I would like to compare words that are in two different lists, so for example, I have:
['freeze','dog','difficult','answer'] and another list
['freaze','dot','dificult','anser']. I want to compare the words in this list and give marks for incorrect letters. So, +1 for being correct, and -1 for one letter wrong. To give some context, in a spelling test, the first list would be answers, and the second list would be the student's answers.

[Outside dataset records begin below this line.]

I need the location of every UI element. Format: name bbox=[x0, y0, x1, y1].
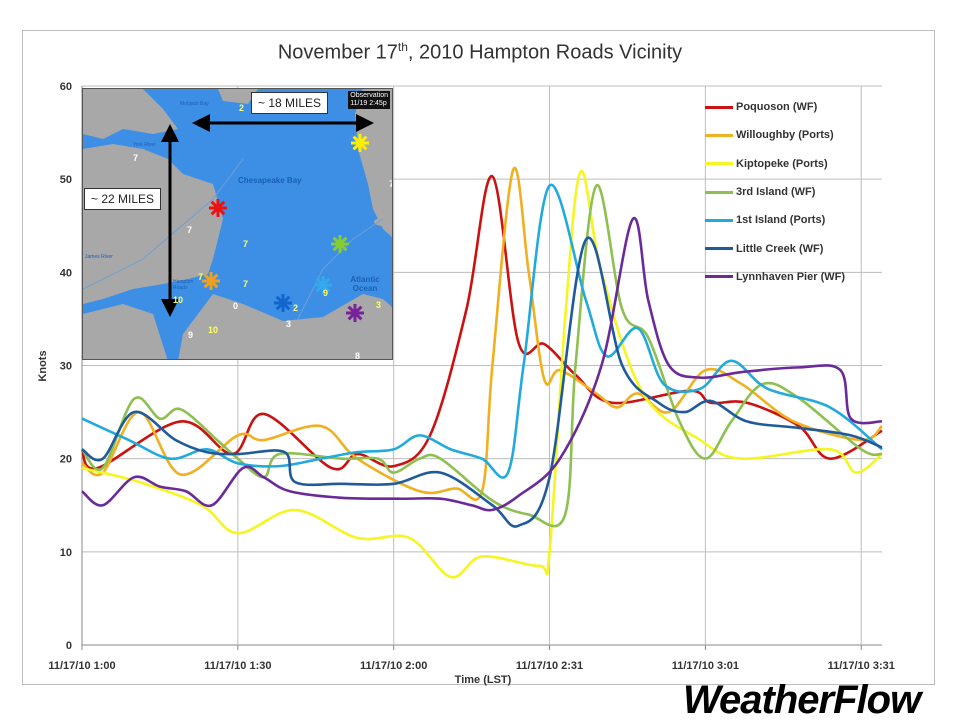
map-label-chesapeake-bay: Chesapeake Bay bbox=[238, 176, 302, 185]
legend-item: 3rd Island (WF) bbox=[705, 178, 880, 206]
wind-reading: 9 bbox=[188, 330, 194, 340]
legend-label: 1st Island (Ports) bbox=[736, 214, 826, 227]
wind-reading: 3 bbox=[286, 319, 292, 329]
map-label-atlantic-ocean: Atlantic Ocean bbox=[350, 275, 380, 293]
legend-label: Little Creek (WF) bbox=[736, 242, 824, 255]
series-line-6 bbox=[81, 216, 883, 512]
wind-reading: 7 bbox=[187, 225, 193, 235]
legend-swatch bbox=[705, 275, 733, 279]
y-tick-label: 30 bbox=[60, 361, 72, 373]
wind-reading: 7 bbox=[389, 179, 392, 189]
asterisk-stroke bbox=[347, 305, 363, 321]
legend-label: 3rd Island (WF) bbox=[736, 186, 816, 199]
station-marker-icon bbox=[351, 134, 369, 152]
wind-reading: 7 bbox=[243, 279, 249, 289]
legend-swatch bbox=[705, 190, 733, 194]
wind-reading: 7 bbox=[198, 272, 204, 282]
legend-label: Willoughby (Ports) bbox=[736, 129, 834, 142]
map-background bbox=[83, 89, 392, 359]
weatherflow-logo: WeatherFlow bbox=[683, 678, 921, 722]
distance-label-vertical: ~ 22 MILES bbox=[84, 188, 162, 210]
legend-swatch bbox=[705, 218, 733, 222]
legend-item: Poquoson (WF) bbox=[705, 93, 880, 121]
station-marker-icon bbox=[314, 276, 332, 294]
wind-reading: 3 bbox=[376, 300, 382, 310]
x-tick-label: 11/17/10 3:01 bbox=[672, 660, 739, 672]
station-marker-icon bbox=[346, 304, 364, 322]
x-tick-label: 11/17/10 1:30 bbox=[204, 660, 271, 672]
legend-swatch bbox=[705, 133, 733, 137]
y-tick-label: 60 bbox=[60, 81, 72, 93]
series-line-2 bbox=[81, 170, 883, 579]
map-inset: Mobjack Bay York River Hampton Roads Jam… bbox=[82, 88, 393, 360]
asterisk-stroke bbox=[275, 295, 291, 311]
map-label-hampton-roads: Hampton Roads bbox=[173, 279, 194, 291]
y-tick-label: 0 bbox=[66, 640, 72, 652]
station-marker-icon bbox=[202, 272, 220, 290]
wind-reading: 2 bbox=[293, 303, 299, 313]
y-axis-label: Knots bbox=[37, 350, 49, 381]
wind-reading: 7 bbox=[243, 239, 249, 249]
map-label-york-river: York River bbox=[133, 142, 156, 148]
series-line-1 bbox=[81, 166, 883, 501]
asterisk-stroke bbox=[332, 236, 348, 252]
y-tick-label: 10 bbox=[60, 547, 72, 559]
asterisk-stroke bbox=[315, 277, 331, 293]
series-line-5 bbox=[81, 236, 883, 528]
wind-reading: 2 bbox=[239, 103, 245, 113]
series-line-3 bbox=[80, 184, 883, 528]
wind-reading: 8 bbox=[355, 351, 361, 360]
map-label-james-river: James River bbox=[85, 254, 113, 260]
wind-reading: 9 bbox=[323, 288, 329, 298]
legend-item: Kiptopeke (Ports) bbox=[705, 150, 880, 178]
y-tick-label: 50 bbox=[60, 174, 72, 186]
legend-item: Willoughby (Ports) bbox=[705, 121, 880, 149]
wind-reading: 0 bbox=[233, 301, 239, 311]
legend-label: Poquoson (WF) bbox=[736, 101, 818, 114]
map-label-mobjack-bay: Mobjack Bay bbox=[180, 101, 209, 107]
station-marker-icon bbox=[331, 235, 349, 253]
asterisk-stroke bbox=[203, 273, 219, 289]
legend-swatch bbox=[705, 105, 733, 109]
x-tick-label: 11/17/10 3:31 bbox=[828, 660, 895, 672]
distance-label-horizontal: ~ 18 MILES bbox=[251, 92, 329, 114]
asterisk-stroke bbox=[210, 200, 226, 216]
x-tick-label: 11/17/10 2:00 bbox=[360, 660, 427, 672]
legend-item: Lynnhaven Pier (WF) bbox=[705, 263, 880, 291]
legend-item: Little Creek (WF) bbox=[705, 234, 880, 262]
wind-reading: 10 bbox=[208, 325, 219, 335]
x-tick-label: 11/17/10 1:00 bbox=[48, 660, 115, 672]
legend-item: 1st Island (Ports) bbox=[705, 206, 880, 234]
station-marker-icon bbox=[274, 294, 292, 312]
series-line-4 bbox=[81, 183, 883, 479]
legend-label: Lynnhaven Pier (WF) bbox=[736, 270, 845, 283]
wind-reading: 10 bbox=[173, 295, 184, 305]
x-tick-label: 11/17/10 2:31 bbox=[516, 660, 583, 672]
legend-swatch bbox=[705, 162, 733, 166]
observation-timestamp: Observation 11/19 2:45p bbox=[348, 91, 390, 109]
chart-title: November 17th, 2010 Hampton Roads Vicini… bbox=[277, 40, 683, 64]
station-marker-icon bbox=[209, 199, 227, 217]
x-axis-label: Time (LST) bbox=[455, 674, 512, 686]
y-tick-label: 20 bbox=[60, 454, 72, 466]
distance-arrows bbox=[161, 114, 374, 322]
legend-label: Kiptopeke (Ports) bbox=[736, 157, 828, 170]
asterisk-stroke bbox=[352, 135, 368, 151]
legend-swatch bbox=[705, 247, 733, 251]
chart-legend: Poquoson (WF) Willoughby (Ports) Kiptopeke… bbox=[705, 93, 880, 291]
y-tick-label: 40 bbox=[60, 267, 72, 279]
wind-reading: 7 bbox=[133, 153, 139, 163]
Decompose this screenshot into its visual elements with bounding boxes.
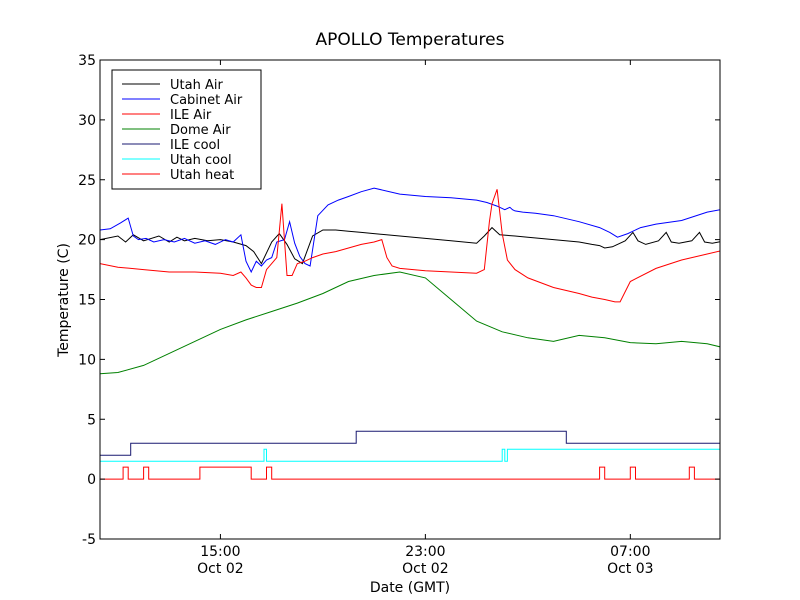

How would i go about doing this?
Assuming the two lists are the same length and you have some function grade(a,b)
where a,b
are strings:
key = ['freeze','dog','difficult','answer']
ans = ['freaze','dot','dificult','anser']
pairs = zip(key, ans)
score = sum(grade(k,v) for (k,v) in pairs)
A possible grading function would be:
def grade(a,b):
return 1 if a == b else -1
A grading function that punishes each wrong character and gives 1pt for a correct spelling (that sounds harsh...) might be:
def grade(a,b):
score = sum(a == b for (a,b) in zip(a,b)) - max(len(a), len(b))
return score if score else 1
If you want the Levenshtein distance, you would probably want your grade
function to be a wrapper around the following, which was found on Wikibooks and appears to be reasonably efficient:
def levenshtein(seq1, seq2):
oneago = None
thisrow = range(1, len(seq2) + 1) + [0]
for x in xrange(len(seq1)):
twoago, oneago, thisrow = oneago, thisrow, [0] * len(seq2) + [x + 1]
for y in xrange(len(seq2)):
delcost = oneago[y] + 1
addcost = thisrow[y - 1] + 1
subcost = oneago[y - 1] + (seq1[x] != seq2[y])
thisrow[y] = min(delcost, addcost, subcost)
return thisrow[len(seq2) - 1]
You could also take a look at difflib
to do more complicated stuff.